Still, Birnbaum would like to see more transparency with VOD numbers. “Particularly with publicly traded companies, it can only go on for so long without greater transparency, because shareholders are going to want information to make an informed decision,” Birnbaum speculates. “If there’s enough shareholder pressure placed on that company to divulge more than just what their revenues and profit margins are, that would be an important metric that enters the fold. Particularly when these competing companies are going for market share and want to demonstrate that they’re at the top of all competitors vying for that marketplace share, there has to be breaking point sometime soon for greater transparency.” Filmmakers and sales companies will also benefit from knowing those numbers. “They’re going to want greater knowledge of ‘what’s really the most successful multi-platform release company before I sell away my film to company X, Y, or Z?’ I’d really want to know numbers that I can’t get access to.”

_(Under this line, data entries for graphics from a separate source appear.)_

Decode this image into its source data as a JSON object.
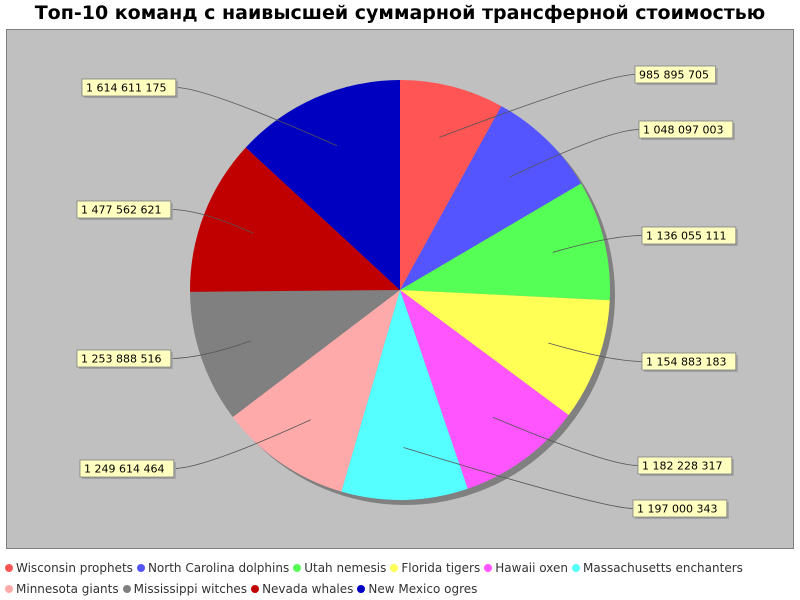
{
  "chart_data": {
    "type": "pie",
    "title": "Топ-10 команд с наивысшей суммарной трансферной стоимостью",
    "start_angle_deg": 90,
    "direction": "clockwise",
    "legend_position": "bottom",
    "slices": [
      {
        "label": "Wisconsin prophets",
        "value": 985895705,
        "value_label": "985 895 705",
        "color": "#ff5555"
      },
      {
        "label": "North Carolina dolphins",
        "value": 1048097003,
        "value_label": "1 048 097 003",
        "color": "#5555ff"
      },
      {
        "label": "Utah nemesis",
        "value": 1136055111,
        "value_label": "1 136 055 111",
        "color": "#55ff55"
      },
      {
        "label": "Florida tigers",
        "value": 1154883183,
        "value_label": "1 154 883 183",
        "color": "#ffff55"
      },
      {
        "label": "Hawaii oxen",
        "value": 1182228317,
        "value_label": "1 182 228 317",
        "color": "#ff55ff"
      },
      {
        "label": "Massachusetts enchanters",
        "value": 1197000343,
        "value_label": "1 197 000 343",
        "color": "#55ffff"
      },
      {
        "label": "Minnesota giants",
        "value": 1249614464,
        "value_label": "1 249 614 464",
        "color": "#ffaaaa"
      },
      {
        "label": "Mississippi witches",
        "value": 1253888516,
        "value_label": "1 253 888 516",
        "color": "#808080"
      },
      {
        "label": "Nevada whales",
        "value": 1477562621,
        "value_label": "1 477 562 621",
        "color": "#c00000"
      },
      {
        "label": "New Mexico ogres",
        "value": 1614611175,
        "value_label": "1 614 611 175",
        "color": "#0000c0"
      }
    ]
  }
}
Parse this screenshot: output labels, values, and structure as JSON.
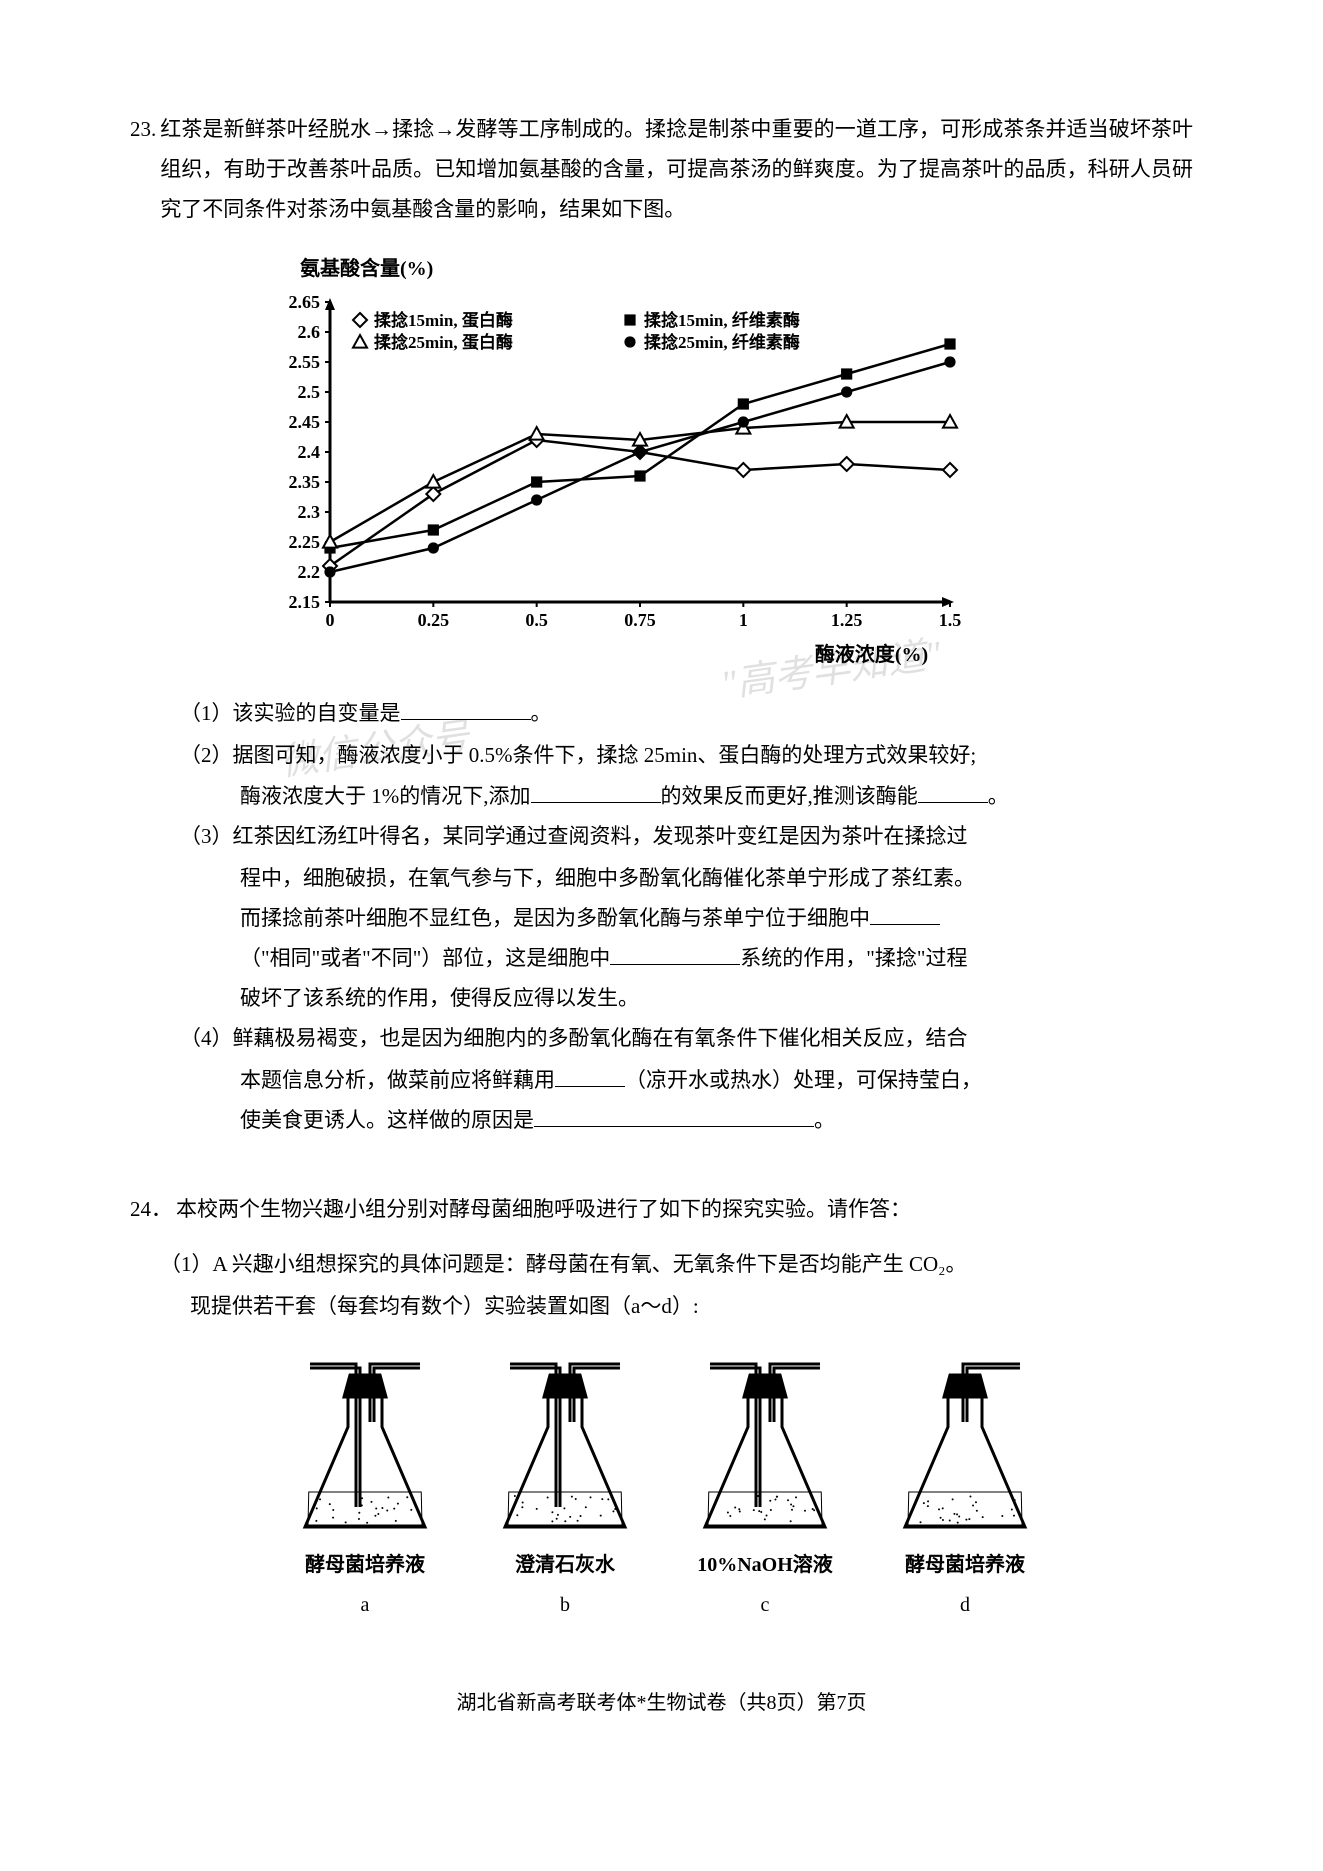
{
  "q23": {
    "number": "23.",
    "intro": "红茶是新鲜茶叶经脱水→揉捻→发酵等工序制成的。揉捻是制茶中重要的一道工序，可形成茶条并适当破坏茶叶组织，有助于改善茶叶品质。已知增加氨基酸的含量，可提高茶汤的鲜爽度。为了提高茶叶的品质，科研人员研究了不同条件对茶汤中氨基酸含量的影响，结果如下图。",
    "chart": {
      "type": "line",
      "y_title": "氨基酸含量(%)",
      "x_title": "酶液浓度(%)",
      "x_ticks": [
        "0",
        "0.25",
        "0.5",
        "0.75",
        "1",
        "1.25",
        "1.5"
      ],
      "y_ticks": [
        "2.15",
        "2.2",
        "2.25",
        "2.3",
        "2.35",
        "2.4",
        "2.45",
        "2.5",
        "2.55",
        "2.6",
        "2.65"
      ],
      "ylim": [
        2.15,
        2.65
      ],
      "xlim": [
        0,
        1.5
      ],
      "legend": [
        {
          "marker": "diamond-open",
          "label": "揉捻15min, 蛋白酶"
        },
        {
          "marker": "square-filled",
          "label": "揉捻15min, 纤维素酶"
        },
        {
          "marker": "triangle-open",
          "label": "揉捻25min, 蛋白酶"
        },
        {
          "marker": "circle-filled",
          "label": "揉捻25min, 纤维素酶"
        }
      ],
      "series": {
        "diamond_open": [
          [
            0,
            2.21
          ],
          [
            0.25,
            2.33
          ],
          [
            0.5,
            2.42
          ],
          [
            0.75,
            2.4
          ],
          [
            1,
            2.37
          ],
          [
            1.25,
            2.38
          ],
          [
            1.5,
            2.37
          ]
        ],
        "square_filled": [
          [
            0,
            2.24
          ],
          [
            0.25,
            2.27
          ],
          [
            0.5,
            2.35
          ],
          [
            0.75,
            2.36
          ],
          [
            1,
            2.48
          ],
          [
            1.25,
            2.53
          ],
          [
            1.5,
            2.58
          ]
        ],
        "triangle_open": [
          [
            0,
            2.25
          ],
          [
            0.25,
            2.35
          ],
          [
            0.5,
            2.43
          ],
          [
            0.75,
            2.42
          ],
          [
            1,
            2.44
          ],
          [
            1.25,
            2.45
          ],
          [
            1.5,
            2.45
          ]
        ],
        "circle_filled": [
          [
            0,
            2.2
          ],
          [
            0.25,
            2.24
          ],
          [
            0.5,
            2.32
          ],
          [
            0.75,
            2.4
          ],
          [
            1,
            2.45
          ],
          [
            1.25,
            2.5
          ],
          [
            1.5,
            2.55
          ]
        ]
      },
      "line_color": "#000000",
      "line_width": 2.5,
      "marker_size": 7,
      "background_color": "#ffffff",
      "axis_color": "#000000",
      "font_size": 18,
      "font_weight": "bold"
    },
    "sub1_prefix": "（1）该实验的自变量是",
    "sub1_suffix": "。",
    "sub2_line1": "（2）据图可知，酶液浓度小于 0.5%条件下，揉捻 25min、蛋白酶的处理方式效果较好;",
    "sub2_line2a": "酶液浓度大于 1%的情况下,添加",
    "sub2_line2b": "的效果反而更好,推测该酶能",
    "sub2_line2c": "。",
    "sub3_line1": "（3）红茶因红汤红叶得名，某同学通过查阅资料，发现茶叶变红是因为茶叶在揉捻过",
    "sub3_line2": "程中，细胞破损，在氧气参与下，细胞中多酚氧化酶催化茶单宁形成了茶红素。",
    "sub3_line3a": "而揉捻前茶叶细胞不显红色，是因为多酚氧化酶与茶单宁位于细胞中",
    "sub3_line4a": "（\"相同\"或者\"不同\"）部位，这是细胞中",
    "sub3_line4b": "系统的作用，\"揉捻\"过程",
    "sub3_line5": "破坏了该系统的作用，使得反应得以发生。",
    "sub4_line1": "（4）鲜藕极易褐变，也是因为细胞内的多酚氧化酶在有氧条件下催化相关反应，结合",
    "sub4_line2a": "本题信息分析，做菜前应将鲜藕用",
    "sub4_line2b": "（凉开水或热水）处理，可保持莹白，",
    "sub4_line3a": "使美食更诱人。这样做的原因是",
    "sub4_line3b": "。"
  },
  "q24": {
    "number": "24．",
    "intro": "本校两个生物兴趣小组分别对酵母菌细胞呼吸进行了如下的探究实验。请作答：",
    "sub1_line1": "（1）A 兴趣小组想探究的具体问题是：酵母菌在有氧、无氧条件下是否均能产生 CO₂。",
    "sub1_line2": "现提供若干套（每套均有数个）实验装置如图（a～d）:",
    "flasks": [
      {
        "label": "酵母菌培养液",
        "letter": "a",
        "type": "two_tube_long",
        "fill": 0.25
      },
      {
        "label": "澄清石灰水",
        "letter": "b",
        "type": "two_tube_long",
        "fill": 0.25
      },
      {
        "label": "10%NaOH溶液",
        "letter": "c",
        "type": "two_tube_long",
        "fill": 0.25
      },
      {
        "label": "酵母菌培养液",
        "letter": "d",
        "type": "one_tube",
        "fill": 0.25
      }
    ],
    "flask_line_color": "#000000",
    "flask_line_width": 3
  },
  "watermarks": {
    "wm1": "\"高考早知道\"",
    "wm2": "微信公众号"
  },
  "footer": "湖北省新高考联考体*生物试卷（共8页）第7页"
}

Ultimately, Birnbaum doesn’t see VOD as the main competitor or legitimate source of fear for art house exhibitors. That distinction goes to quality television. He points to “shows that are significantly more substantial than many of the movies that the studios are putting out, qualitatively speaking. All of that is a greater threat than VOD releases. The cable companies and companies like Netflix and Amazon are trying to create original content of quality that will appeal to people that would otherwise go to the movies to see something high-minded.”
One of Birnbaum’s counterparts on the distributor side, Andrew Carlin, director of theatrical sales for Oscilloscope Laboratories, voiced strong continued support for traditional theatrical strategies. When asked what area of business in distribution would benefit from further investment and injection of resources, he said, “As a theatrical sales person, any money that can go back into the theatrical release is money well spent. I’d love to see that money go toward not even necessarily bigger ads, but flying the filmmaker to different markets to bring in that kind of engagement…that’s the kind of thing that’s exciting for audiences.” Oscilloscope is one of a handful of distributors of its size to announce a TIFF acquisition this year, for the Spanish film Ma Ma starring Penélope Cruz.